Because it’s clearly time for leaders to learn how to engage Millennials, here are three things to keep in mind.

1. Millennials Grew Up on Constant Feedback. So, They Expect It at Work.

According to the Chief Learning Officer website, we need only look at how Millennials were raised. Trophies and ribbons just for participating in sports. Constant praise from parents. An environment of video games, cell phones, and computers that provide instant feedback with the push of every button.

So, what does this mean? Research has shown that “80 percent of millennials look for immediate feedback in their employment situation.” For leaders, giving employees recognition and feedback may have now evolved from a best practice to a workplace necessity.

2. Millennials Value Cause-Related Work in Their Jobs.

Based on a survey of Millennials at 300 companies, the 2014 Millennial Impact Report revealed that:

  • A company’s involvement with causes was the third most important factor they considered in applying for a job
  • 55% were influenced to accept a job based on the company’s cause-related work
  • 87% enjoy company-wide days of service

The lesson for recruiters and managers: If you want to attract this group and keep them engaged, take a closer look at how your company is giving back.

3. Despite All Of This, Millennials May Not Be As Different As We Think.

As an alternative viewpoint, Eugene Dylan from Dylan Consulting argues that “the changes we are seeing are more a function of the now changed psychological contract between employers and employees.”
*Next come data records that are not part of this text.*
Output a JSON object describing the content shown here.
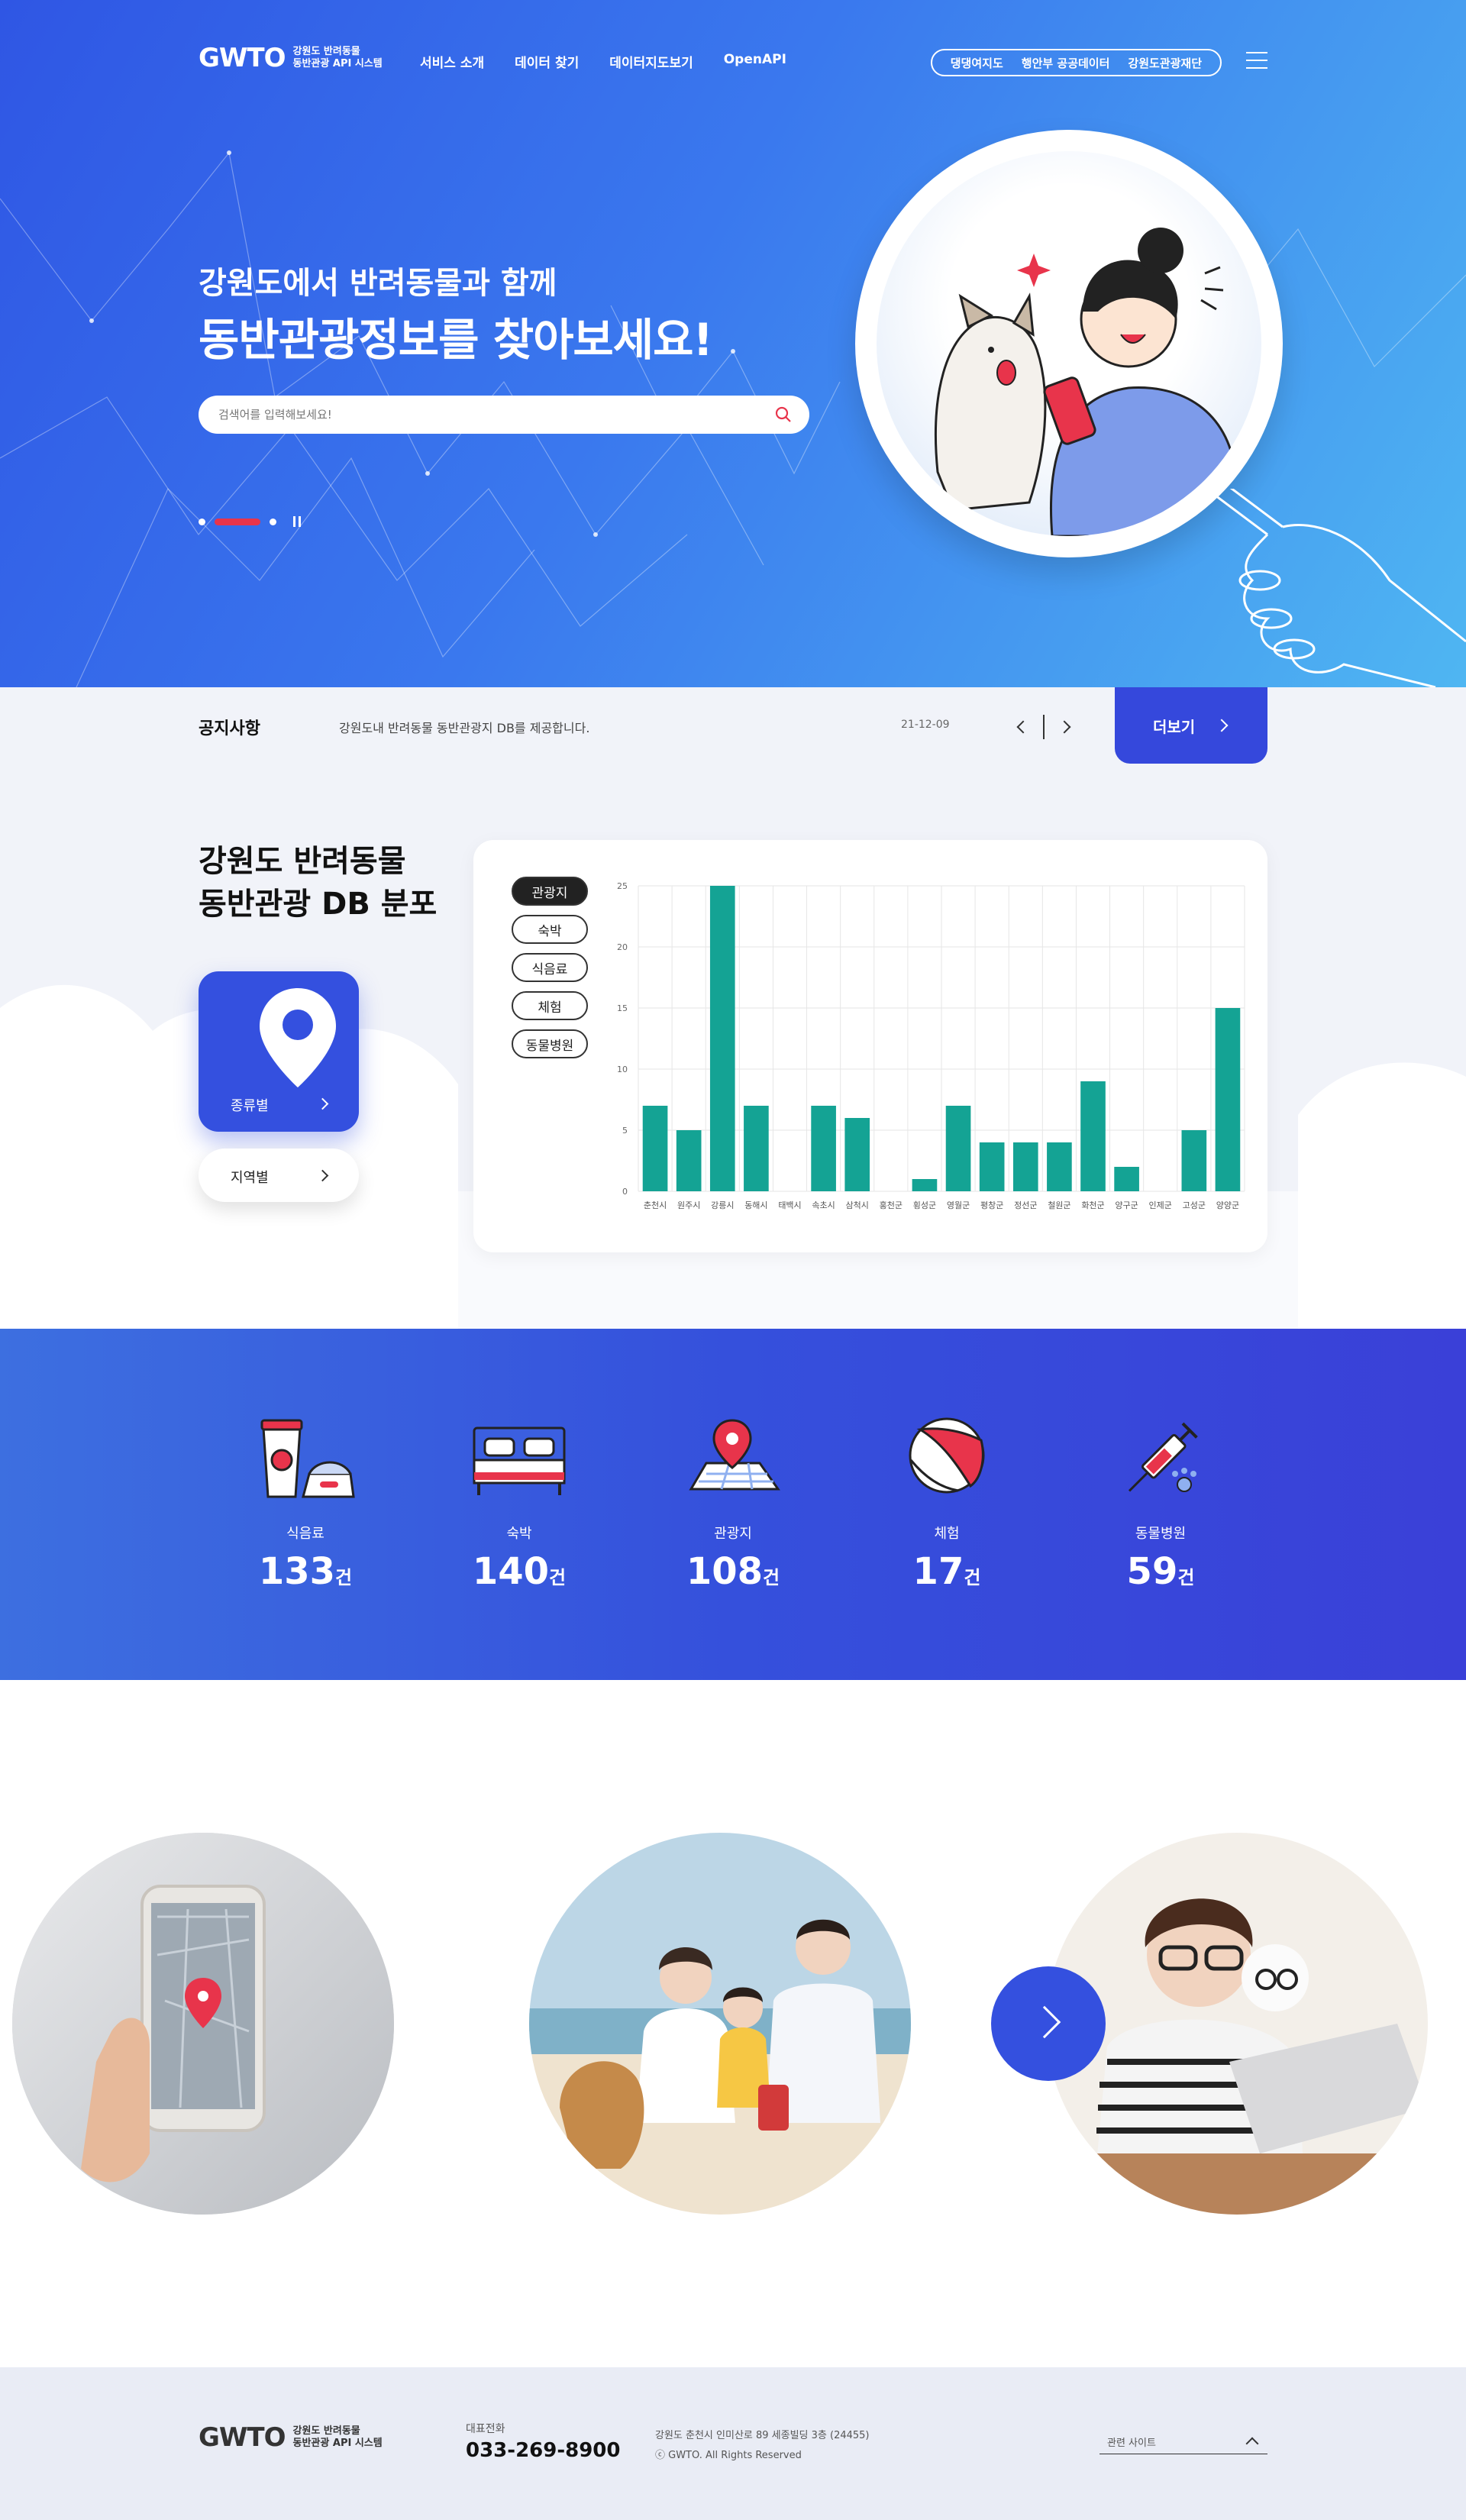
{
  "header": {
    "logo": "GWTO",
    "logo_sub1": "강원도 반려동물",
    "logo_sub2": "동반관광 API 시스템",
    "nav": [
      "서비스 소개",
      "데이터 찾기",
      "데이터지도보기",
      "OpenAPI"
    ],
    "external_links": [
      "댕댕여지도",
      "행안부 공공데이터",
      "강원도관광재단"
    ]
  },
  "hero": {
    "title1": "강원도에서 반려동물과 함께",
    "title2": "동반관광정보를 찾아보세요!",
    "search_placeholder": "검색어를 입력해보세요!"
  },
  "notice": {
    "title": "공지사항",
    "text": "강원도내 반려동물 동반관광지 DB를 제공합니다.",
    "date": "21-12-09",
    "more": "더보기"
  },
  "distribution": {
    "title1": "강원도 반려동물",
    "title2": "동반관광 DB 분포",
    "type_card": "종류별",
    "region_card": "지역별",
    "categories": [
      "관광지",
      "숙박",
      "식음료",
      "체험",
      "동물병원"
    ],
    "active_category": "관광지"
  },
  "chart_data": {
    "type": "bar",
    "categories": [
      "춘천시",
      "원주시",
      "강릉시",
      "동해시",
      "태백시",
      "속초시",
      "삼척시",
      "홍천군",
      "횡성군",
      "영월군",
      "평창군",
      "정선군",
      "철원군",
      "화천군",
      "양구군",
      "인제군",
      "고성군",
      "양양군"
    ],
    "values": [
      7,
      5,
      25,
      7,
      0,
      7,
      6,
      0,
      1,
      7,
      4,
      4,
      4,
      9,
      2,
      0,
      5,
      15
    ],
    "ylim": [
      0,
      25
    ],
    "yticks": [
      0,
      5,
      10,
      15,
      20,
      25
    ],
    "bar_color": "#14a394",
    "grid": true
  },
  "stats": [
    {
      "name": "식음료",
      "value": "133",
      "unit": "건",
      "icon": "drink-food-icon"
    },
    {
      "name": "숙박",
      "value": "140",
      "unit": "건",
      "icon": "bed-icon"
    },
    {
      "name": "관광지",
      "value": "108",
      "unit": "건",
      "icon": "map-pin-icon"
    },
    {
      "name": "체험",
      "value": "17",
      "unit": "건",
      "icon": "ball-icon"
    },
    {
      "name": "동물병원",
      "value": "59",
      "unit": "건",
      "icon": "syringe-icon"
    }
  ],
  "footer": {
    "tel_label": "대표전화",
    "tel": "033-269-8900",
    "address": "강원도 춘천시 인미산로 89 세종빌딩 3층 (24455)",
    "copyright": "ⓒ GWTO. All Rights Reserved",
    "related": "관련 사이트"
  },
  "colors": {
    "primary": "#3450df",
    "accent_red": "#e8344b",
    "bar": "#14a394"
  }
}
Dylan says that, because employees are spending more time at work and technology is blurring the line between work and home, the view of what work means has changed. Workers of all generations place more importance on their relationships with their managers, and expect more recognition and feedback. Additionally, they’re taking a closer look at how their company serves society.

So, which is it? Should Millennials be treated differently? Or are they simply helping us see what we need to improve in the workplace for all generations? As usual, the answer is probably different for every workplace.

As leaders, there’s one thing we do know. If we aren’t connecting with Millennials at work, it’s time to fix that.